The final part of the Summit was the ICMA Southeast regional meeting, which introduced new people that spoke, as well as discussions about ethics, professional conduct, and strategic planning. I had the opportunity to meet great local government leaders and hear their stories regarding their career path. While, continuing the search for the job that will jump start my career in local government, the information gained and individuals met at the Summit will go a long way. I look forward to staying an active member in ICMA and look forward to attending more Summits in the future as an established local government leader.

--Michael Greene, East Carolina University

As a student, it is not always easy to network and learn from managers outside our state in a personal setting. The Regional Summit allowed me to do just that and it was indeed a rewarding experience. I was able to network and discuss ideas with vendors and managers from both Wisconsin, Iowa, and Indiana. During the regional meeting one of the ICMA tenets was being examined and managers were giving input on ways to change it. This was an interesting experience for me as someone new in the field. I was able to see the perspective of both new and old managers, while also providing my own perspective as someone new in the field. I also had the opportunity to meet the ICMA’s Pat Martel, something without this event I may have never had the chance to do.

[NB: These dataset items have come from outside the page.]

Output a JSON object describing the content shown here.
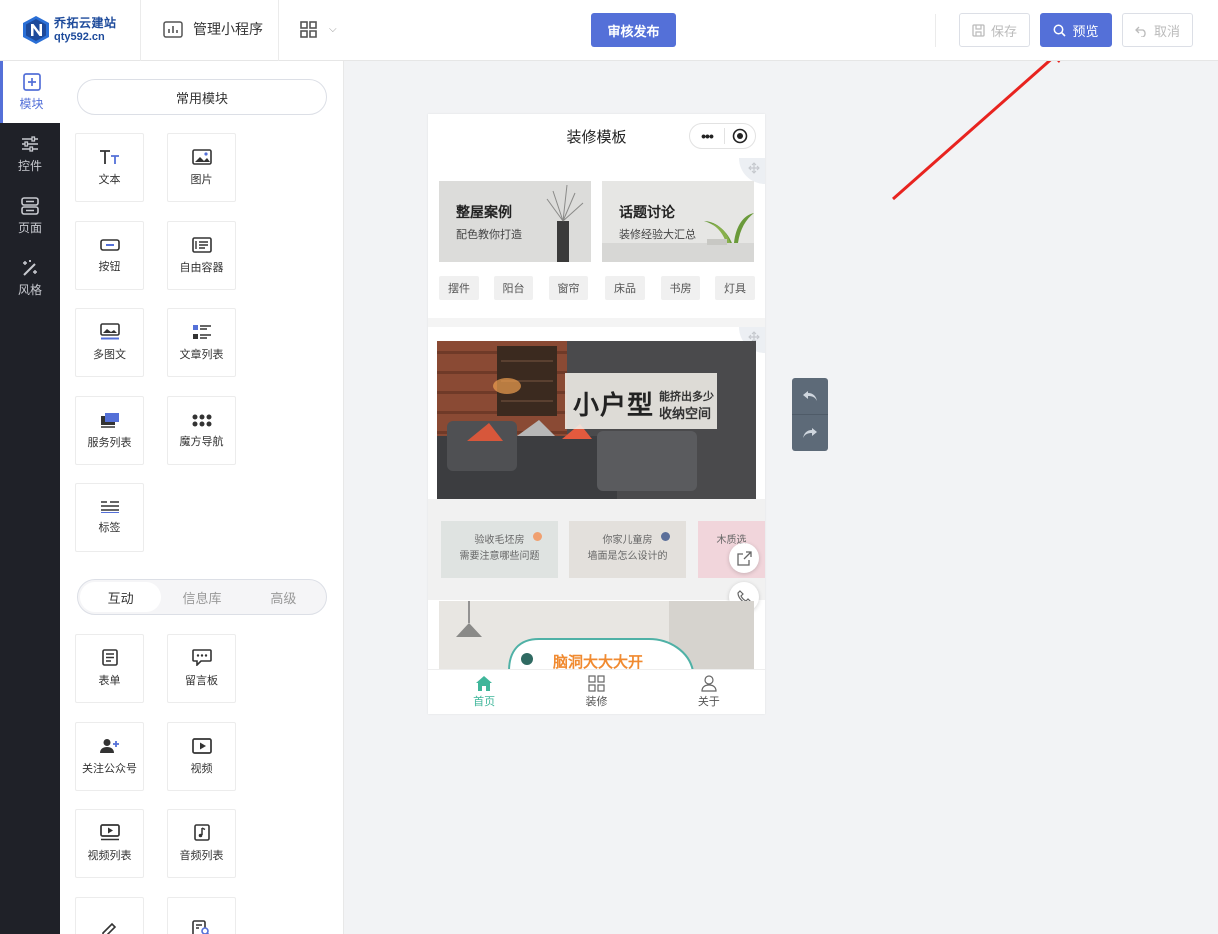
{
  "brand": {
    "name": "乔拓云建站",
    "url": "qty592.cn",
    "color": "#1d4a9b"
  },
  "header": {
    "manage_label": "管理小程序",
    "publish_label": "审核发布",
    "save_label": "保存",
    "preview_label": "预览",
    "cancel_label": "取消",
    "accent": "#5470d8"
  },
  "sidenav": [
    {
      "label": "模块",
      "icon": "plus-square-icon",
      "active": true
    },
    {
      "label": "控件",
      "icon": "sliders-icon"
    },
    {
      "label": "页面",
      "icon": "server-icon"
    },
    {
      "label": "风格",
      "icon": "magic-wand-icon"
    }
  ],
  "panel": {
    "common_title": "常用模块",
    "common_modules": [
      {
        "label": "文本",
        "icon": "text-icon"
      },
      {
        "label": "图片",
        "icon": "image-icon"
      },
      {
        "label": "按钮",
        "icon": "button-icon"
      },
      {
        "label": "自由容器",
        "icon": "container-icon"
      },
      {
        "label": "多图文",
        "icon": "multi-image-text-icon"
      },
      {
        "label": "文章列表",
        "icon": "article-list-icon"
      },
      {
        "label": "服务列表",
        "icon": "service-list-icon"
      },
      {
        "label": "魔方导航",
        "icon": "cube-nav-icon"
      },
      {
        "label": "标签",
        "icon": "tag-icon"
      }
    ],
    "tabs": [
      "互动",
      "信息库",
      "高级"
    ],
    "active_tab": 0,
    "interactive_modules": [
      {
        "label": "表单",
        "icon": "form-icon"
      },
      {
        "label": "留言板",
        "icon": "message-board-icon"
      },
      {
        "label": "关注公众号",
        "icon": "follow-account-icon"
      },
      {
        "label": "视频",
        "icon": "video-icon"
      },
      {
        "label": "视频列表",
        "icon": "video-list-icon"
      },
      {
        "label": "音频列表",
        "icon": "audio-list-icon"
      },
      {
        "label": "",
        "icon": "edit-icon"
      },
      {
        "label": "",
        "icon": "search-list-icon"
      }
    ]
  },
  "phone": {
    "title": "装修模板",
    "cards": [
      {
        "title": "整屋案例",
        "subtitle": "配色教你打造"
      },
      {
        "title": "话题讨论",
        "subtitle": "装修经验大汇总"
      }
    ],
    "chips": [
      "摆件",
      "阳台",
      "窗帘",
      "床品",
      "书房",
      "灯具"
    ],
    "banner": {
      "big": "小户型",
      "line1": "能挤出多少",
      "line2": "收纳空间"
    },
    "articles": [
      {
        "line1": "验收毛坯房",
        "line2": "需要注意哪些问题"
      },
      {
        "line1": "你家儿童房",
        "line2": "墙面是怎么设计的"
      },
      {
        "line1": "木质选",
        "line2": ""
      }
    ],
    "bottom_banner": "脑洞大大大开",
    "tabbar": [
      {
        "label": "首页",
        "icon": "home-icon",
        "active": true
      },
      {
        "label": "装修",
        "icon": "grid-icon"
      },
      {
        "label": "关于",
        "icon": "user-icon"
      }
    ],
    "tab_active_color": "#3fb69a"
  }
}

--Emily Tipps, Northern Illinois University


I really enjoyed the discussions about how to engage coworkers in staff meetings. As an Intern, this is not something that I often think about, but I do think that our staff meetings are often run very similar to what was suggested at the conference. Our meetings can sometimes be lengthy, but the first thing that is done is always to go around the table for each department head to give a brief statement about current activities in their department, and within a few minutes, everyone is aware of what each department is working on. I also enjoyed the debate about whether or not to post a descriptive agenda for staff meetings. After some thought, I think that posting a very brief agenda for staff members to view is the best option.

--Alyssa Seguss, Northern Illinois University


At the open discussion forum on the topic of staff meetings I learned about the challenges leaders face in running effective staff meetings and their strategies for overcoming challenges. Some of challenges leaders face include having meetings end without the resolution of critical issues, the effect time constraints can have on the meetings, and the lack of confidence members have in raising their concerns at meetings. One of the creative strategies shared by one leader involved the use of a one-word agenda to gain the interest of staff members.

--Tasheik Kerr, Northern Illinois University

The entire summit reminded me of why I am a Master of Public Administration student and why I want to go into local government. Everyone I met at this summit was passionate about their job and the city, town or county they work in. Seeing many successful leaders doing great things throughout the South East, inspires me to become a great leader as well. As a woman, it was inspiring to see so many great leaders in the room, both men and women. The experience was great in that times have changed and they are still changing in that many women are taking on leadership and managerial roles and it inspires me to continue to work hard and achieve my goal of one day being a local government leader. This session also made me realize that everyone has their struggles that they face and have to overcome and being resilient is an important characteristic to have to become a successful leader.